By Political Reporter- There is discord at the recently revived National Electoral Reform Agenda (NERA) after leaders of the opposition parties forming the political platform suspect MDC-T leader Douglas Mwonzora of pushing personal agendas.
Mwonzora was appointed the spokesperson of NERA last week.
Several politicians in NERA believe that MDC-T leader is attempting to revive his waning political career by reinventing himself as the leader of opposition parties.
On January 18, several political party representatives signed a Memorandum of Understanding (MoU) in Harare and on Wednesday, January 24, 2024, NERA members will be in Bulawayo to meet political leaders in Matabeleland to complete the signing process.
However, some politicians claim Mwonzora “is clutching at straws after losing relevance in terms of genuine politics” and question “what reforms will NERA implement that the opposition failed to effect in Parliament.”
They further warned that opposition parties must “avoid hopping into bed with weird partners and shady characters.”
Other parties, such as ZAPU, have chosen not to participate in NERA and are ‘upset’ that their leader, Sibanagilizwe Nkomo, was elected Secretary for Policy and Research without the party’s consent or notification prior to the public unveiling of the new NERA executive.
“ZAPU did not sign the MoU. Our participation was aimed at fostering dialogue and understanding as has always been the case in situations like this, but our decision not to sign the MoU reflects our commitment to independent decision-making as a party under the guidance of our National Executive Council,” said ZAPU Deputy Spokesperson Washington Jamela who indicated ZAPU attended the NERA meetings “as a gesture of collaboration for the betterment of Zimbabwe.”
Jamela said ZAPU remains dedicated to the democratic process and will continue to engage in initiatives that align with our principles and vision for Zimbabwe’s future.
“However, it is mischievous, misleading and wrong on the part of the NERA organisers to assign a task to our president knowing clearly that we are not a member of that organisation,” he said.
In an interview with CITE, Mwonzora said the opposition parties decided to revive NERA after last year’s August election, seeing a need to challenge the new delimitation process.
“It became necessary for political actors to find one another and after the August elections, we started serious discussions about revising NERA and on 18 January 2024, we signed the first batch of politicians and civil society.

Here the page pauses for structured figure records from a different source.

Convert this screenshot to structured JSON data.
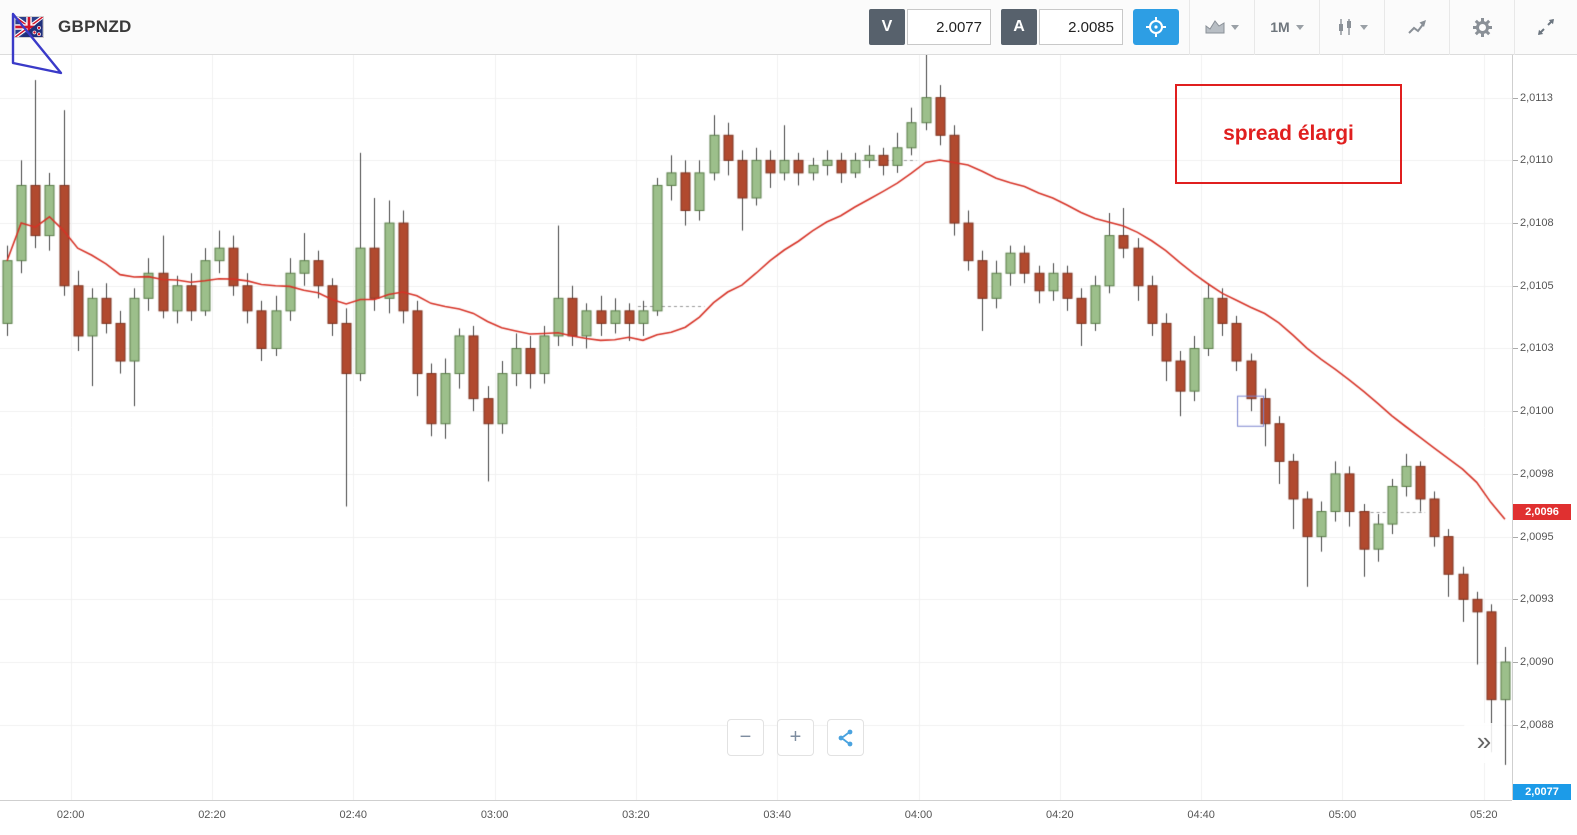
{
  "header": {
    "symbol": "GBPNZD",
    "sell": {
      "label": "V",
      "value": "2.0077"
    },
    "buy": {
      "label": "A",
      "value": "2.0085"
    },
    "timeframe": "1M",
    "icons": [
      "gbp-nzd-flag",
      "crosshair",
      "area-chart",
      "candlesticks",
      "trend-indicator",
      "gear",
      "expand-arrows"
    ]
  },
  "annotation": {
    "text": "spread élargi",
    "color": "#e01f1f"
  },
  "drawings": {
    "triangle_color": "#3a3ac8"
  },
  "controls": {
    "zoom_out": "−",
    "zoom_in": "+",
    "share_icon": "share-nodes",
    "fast_forward": "»"
  },
  "chart_data": {
    "type": "candlestick",
    "symbol": "GBPNZD",
    "timeframe": "1M",
    "start_time": "01:50",
    "minutes_per_candle": 2,
    "price_base": 2.0,
    "pip": 0.0001,
    "note": "candles are [open,high,low,close] in pips above 2.00000 (price = 2.0 + v/10000)",
    "candles": [
      [
        103.5,
        106.6,
        103.0,
        106.0
      ],
      [
        106.0,
        110.0,
        105.5,
        109.0
      ],
      [
        109.0,
        113.2,
        106.5,
        107.0
      ],
      [
        107.0,
        109.5,
        106.4,
        109.0
      ],
      [
        109.0,
        112.0,
        104.6,
        105.0
      ],
      [
        105.0,
        105.6,
        102.4,
        103.0
      ],
      [
        103.0,
        104.9,
        101.0,
        104.5
      ],
      [
        104.5,
        105.1,
        103.1,
        103.5
      ],
      [
        103.5,
        104.0,
        101.5,
        102.0
      ],
      [
        102.0,
        104.9,
        100.2,
        104.5
      ],
      [
        104.5,
        106.1,
        104.0,
        105.5
      ],
      [
        105.5,
        107.0,
        103.7,
        104.0
      ],
      [
        104.0,
        105.4,
        103.5,
        105.0
      ],
      [
        105.0,
        105.5,
        103.6,
        104.0
      ],
      [
        104.0,
        106.5,
        103.8,
        106.0
      ],
      [
        106.0,
        107.2,
        105.5,
        106.5
      ],
      [
        106.5,
        107.0,
        104.6,
        105.0
      ],
      [
        105.0,
        105.5,
        103.5,
        104.0
      ],
      [
        104.0,
        104.4,
        102.0,
        102.5
      ],
      [
        102.5,
        104.6,
        102.2,
        104.0
      ],
      [
        104.0,
        106.1,
        103.6,
        105.5
      ],
      [
        105.5,
        107.1,
        105.0,
        106.0
      ],
      [
        106.0,
        106.4,
        104.5,
        105.0
      ],
      [
        105.0,
        105.3,
        103.0,
        103.5
      ],
      [
        103.5,
        104.1,
        96.2,
        101.5
      ],
      [
        101.5,
        110.3,
        101.2,
        106.5
      ],
      [
        106.5,
        108.5,
        104.0,
        104.5
      ],
      [
        104.5,
        108.4,
        103.9,
        107.5
      ],
      [
        107.5,
        108.0,
        103.5,
        104.0
      ],
      [
        104.0,
        104.4,
        100.6,
        101.5
      ],
      [
        101.5,
        101.9,
        99.0,
        99.5
      ],
      [
        99.5,
        102.1,
        98.9,
        101.5
      ],
      [
        101.5,
        103.3,
        100.9,
        103.0
      ],
      [
        103.0,
        103.4,
        100.0,
        100.5
      ],
      [
        100.5,
        101.0,
        97.2,
        99.5
      ],
      [
        99.5,
        102.0,
        99.1,
        101.5
      ],
      [
        101.5,
        103.1,
        101.0,
        102.5
      ],
      [
        102.5,
        103.0,
        100.9,
        101.5
      ],
      [
        101.5,
        103.4,
        101.1,
        103.0
      ],
      [
        103.0,
        107.4,
        102.6,
        104.5
      ],
      [
        104.5,
        105.0,
        102.6,
        103.0
      ],
      [
        103.0,
        104.3,
        102.5,
        104.0
      ],
      [
        104.0,
        104.6,
        103.0,
        103.5
      ],
      [
        103.5,
        104.5,
        103.1,
        104.0
      ],
      [
        104.0,
        104.3,
        102.8,
        103.5
      ],
      [
        103.5,
        104.4,
        103.0,
        104.0
      ],
      [
        104.0,
        109.3,
        103.8,
        109.0
      ],
      [
        109.0,
        110.2,
        108.4,
        109.5
      ],
      [
        109.5,
        110.0,
        107.4,
        108.0
      ],
      [
        108.0,
        110.0,
        107.6,
        109.5
      ],
      [
        109.5,
        111.8,
        109.2,
        111.0
      ],
      [
        111.0,
        111.5,
        109.4,
        110.0
      ],
      [
        110.0,
        110.4,
        107.2,
        108.5
      ],
      [
        108.5,
        110.5,
        108.2,
        110.0
      ],
      [
        110.0,
        110.4,
        108.9,
        109.5
      ],
      [
        109.5,
        111.4,
        109.2,
        110.0
      ],
      [
        110.0,
        110.3,
        109.0,
        109.5
      ],
      [
        109.5,
        110.1,
        109.2,
        109.8
      ],
      [
        109.8,
        110.4,
        109.4,
        110.0
      ],
      [
        110.0,
        110.3,
        109.1,
        109.5
      ],
      [
        109.5,
        110.3,
        109.3,
        110.0
      ],
      [
        110.0,
        110.6,
        109.7,
        110.2
      ],
      [
        110.2,
        110.5,
        109.4,
        109.8
      ],
      [
        109.8,
        111.1,
        109.5,
        110.5
      ],
      [
        110.5,
        112.1,
        110.2,
        111.5
      ],
      [
        111.5,
        114.2,
        111.2,
        112.5
      ],
      [
        112.5,
        113.0,
        110.6,
        111.0
      ],
      [
        111.0,
        111.4,
        107.0,
        107.5
      ],
      [
        107.5,
        108.0,
        105.6,
        106.0
      ],
      [
        106.0,
        106.4,
        103.2,
        104.5
      ],
      [
        104.5,
        106.0,
        104.1,
        105.5
      ],
      [
        105.5,
        106.6,
        105.0,
        106.3
      ],
      [
        106.3,
        106.6,
        105.1,
        105.5
      ],
      [
        105.5,
        105.8,
        104.3,
        104.8
      ],
      [
        104.8,
        105.9,
        104.4,
        105.5
      ],
      [
        105.5,
        105.8,
        104.0,
        104.5
      ],
      [
        104.5,
        104.9,
        102.6,
        103.5
      ],
      [
        103.5,
        105.4,
        103.2,
        105.0
      ],
      [
        105.0,
        107.9,
        104.7,
        107.0
      ],
      [
        107.0,
        108.1,
        106.1,
        106.5
      ],
      [
        106.5,
        106.9,
        104.4,
        105.0
      ],
      [
        105.0,
        105.4,
        103.0,
        103.5
      ],
      [
        103.5,
        103.9,
        101.2,
        102.0
      ],
      [
        102.0,
        102.4,
        99.8,
        100.8
      ],
      [
        100.8,
        103.0,
        100.4,
        102.5
      ],
      [
        102.5,
        105.1,
        102.2,
        104.5
      ],
      [
        104.5,
        104.9,
        103.0,
        103.5
      ],
      [
        103.5,
        103.8,
        101.6,
        102.0
      ],
      [
        102.0,
        102.3,
        100.0,
        100.5
      ],
      [
        100.5,
        100.9,
        98.6,
        99.5
      ],
      [
        99.5,
        99.8,
        97.1,
        98.0
      ],
      [
        98.0,
        98.3,
        95.3,
        96.5
      ],
      [
        96.5,
        96.8,
        93.0,
        95.0
      ],
      [
        95.0,
        96.4,
        94.4,
        96.0
      ],
      [
        96.0,
        98.0,
        95.6,
        97.5
      ],
      [
        97.5,
        97.8,
        95.4,
        96.0
      ],
      [
        96.0,
        96.3,
        93.4,
        94.5
      ],
      [
        94.5,
        95.9,
        94.0,
        95.5
      ],
      [
        95.5,
        97.3,
        95.1,
        97.0
      ],
      [
        97.0,
        98.3,
        96.6,
        97.8
      ],
      [
        97.8,
        98.0,
        96.0,
        96.5
      ],
      [
        96.5,
        96.8,
        94.6,
        95.0
      ],
      [
        95.0,
        95.3,
        92.6,
        93.5
      ],
      [
        93.5,
        93.8,
        91.6,
        92.5
      ],
      [
        92.5,
        92.8,
        89.9,
        92.0
      ],
      [
        92.0,
        92.3,
        86.4,
        88.5
      ],
      [
        88.5,
        90.6,
        85.9,
        90.0
      ]
    ],
    "x_axis": {
      "labels": [
        {
          "t": "02:00",
          "min": 10
        },
        {
          "t": "02:20",
          "min": 30
        },
        {
          "t": "02:40",
          "min": 50
        },
        {
          "t": "03:00",
          "min": 70
        },
        {
          "t": "03:20",
          "min": 90
        },
        {
          "t": "03:40",
          "min": 110
        },
        {
          "t": "04:00",
          "min": 130
        },
        {
          "t": "04:20",
          "min": 150
        },
        {
          "t": "04:40",
          "min": 170
        },
        {
          "t": "05:00",
          "min": 190
        },
        {
          "t": "05:20",
          "min": 210
        }
      ]
    },
    "y_axis": {
      "top": 2.01142,
      "bottom": 2.00845,
      "gridlines": [
        {
          "label": "2,0113",
          "value": 2.01125
        },
        {
          "label": "2,0110",
          "value": 2.011
        },
        {
          "label": "2,0108",
          "value": 2.01075
        },
        {
          "label": "2,0105",
          "value": 2.0105
        },
        {
          "label": "2,0103",
          "value": 2.01025
        },
        {
          "label": "2,0100",
          "value": 2.01
        },
        {
          "label": "2,0098",
          "value": 2.00975
        },
        {
          "label": "2,0095",
          "value": 2.0095
        },
        {
          "label": "2,0093",
          "value": 2.00925
        },
        {
          "label": "2,0090",
          "value": 2.009
        },
        {
          "label": "2,0088",
          "value": 2.00875
        }
      ]
    },
    "moving_average": {
      "type": "SMA",
      "window_candles": 20,
      "color": "#d63226"
    },
    "dashed_levels": [
      {
        "start": 45,
        "end": 49,
        "price": 2.01042
      },
      {
        "start": 60,
        "end": 64,
        "price": 2.011
      },
      {
        "start": 96,
        "end": 100,
        "price": 2.0096
      }
    ],
    "highlight_box": {
      "candle_index": 88,
      "price_top": 2.01006,
      "price_bottom": 2.00994,
      "color": "#7b84cf"
    },
    "price_tags": [
      {
        "label": "2,0096",
        "value": 2.0096,
        "color": "#e03030",
        "clamped": "none"
      },
      {
        "label": "2,0077",
        "value": 2.0077,
        "color": "#1c9be8",
        "clamped": "bottom"
      }
    ],
    "colors": {
      "up_fill": "#9cbf8b",
      "up_stroke": "#5a7d49",
      "down_fill": "#b14a2f",
      "down_stroke": "#7d3320",
      "wick": "#444444",
      "grid": "#f0f0f0"
    }
  }
}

We are now targeting the political leaders in Matabeleland for them to complete the signing process,” he said.
“After which we are going into the business of NERA, which is to advocate for electoral reform in the country.”
Mwonzora dismissed claims that he was trying to rebrand his political career, saying “people are always going to criticise others when they try to do something beneficial for the country.”
“It is clear this country needs electoral reforms and those people who are criticising us have done nothing towards electoral reform. This issue of electoral reform was open to anybody who wanted. The fact that we have come up and we are trying to revive this, will always find condemnation.”
The MDC-T leader admitted he had also heard reports that NERA was receiving funding from Zanu PF but said it was false.
“I don’t know to what end, but this criticism will always come. Haters will always be there, but what is important is we must do what is in the best interests of our country and right now our country needs electoral reforms,” Mwonzora said.
Regarding ZAPU’s concern of being ‘dragged’ into NERA, Mwonzora stated, “the positions that were announced at the first meeting are proposals, and the individual leaders are free to take them up or not.”
“ZAPU was actually represented in Harare. We are not so sure how they deal with their representation, but it was represented. We don’t think there is any objection to ZAPU taking part in electoral reforms. But we are yet to hear from them,” said the MDC-T leader.
He also acknowledged that there was a possibility of infiltration in NERA but hoped that “everybody is genuine.”
“A lot happens in Zimbabwe. I cannot vouch for individuals, whether those in NERA or outside NERA for that matter. There are people with questionable dealings in this country who are outside NERA so right now we are bound by the MoU that we signed as the political parties. We cannot tell who is genuine and who is not at this point in time,” Mwonzora said.
NERA was formed in 2015 to specifically deal with the absence of electoral reforms in 2013 such as disputed elections, and electoral malpractices such as violence and fraud among others.
“NERA involved more than one political party and its first engagement was with the Zimbabwe Electoral Commission (ZEC) when it was still under Justice Rita Makarau. NERA negotiated for the Biometric Voter Registration (BVR) system and also went on to take part in the procurement of the machinery and infrastructure,” said Mwonzora.
However, NERA died naturally in 2018 as a result of succession issues within the MDC-T following the death of leader Morgan Tsvangirai, Mwonzora added, noting that electoral reform remains absent.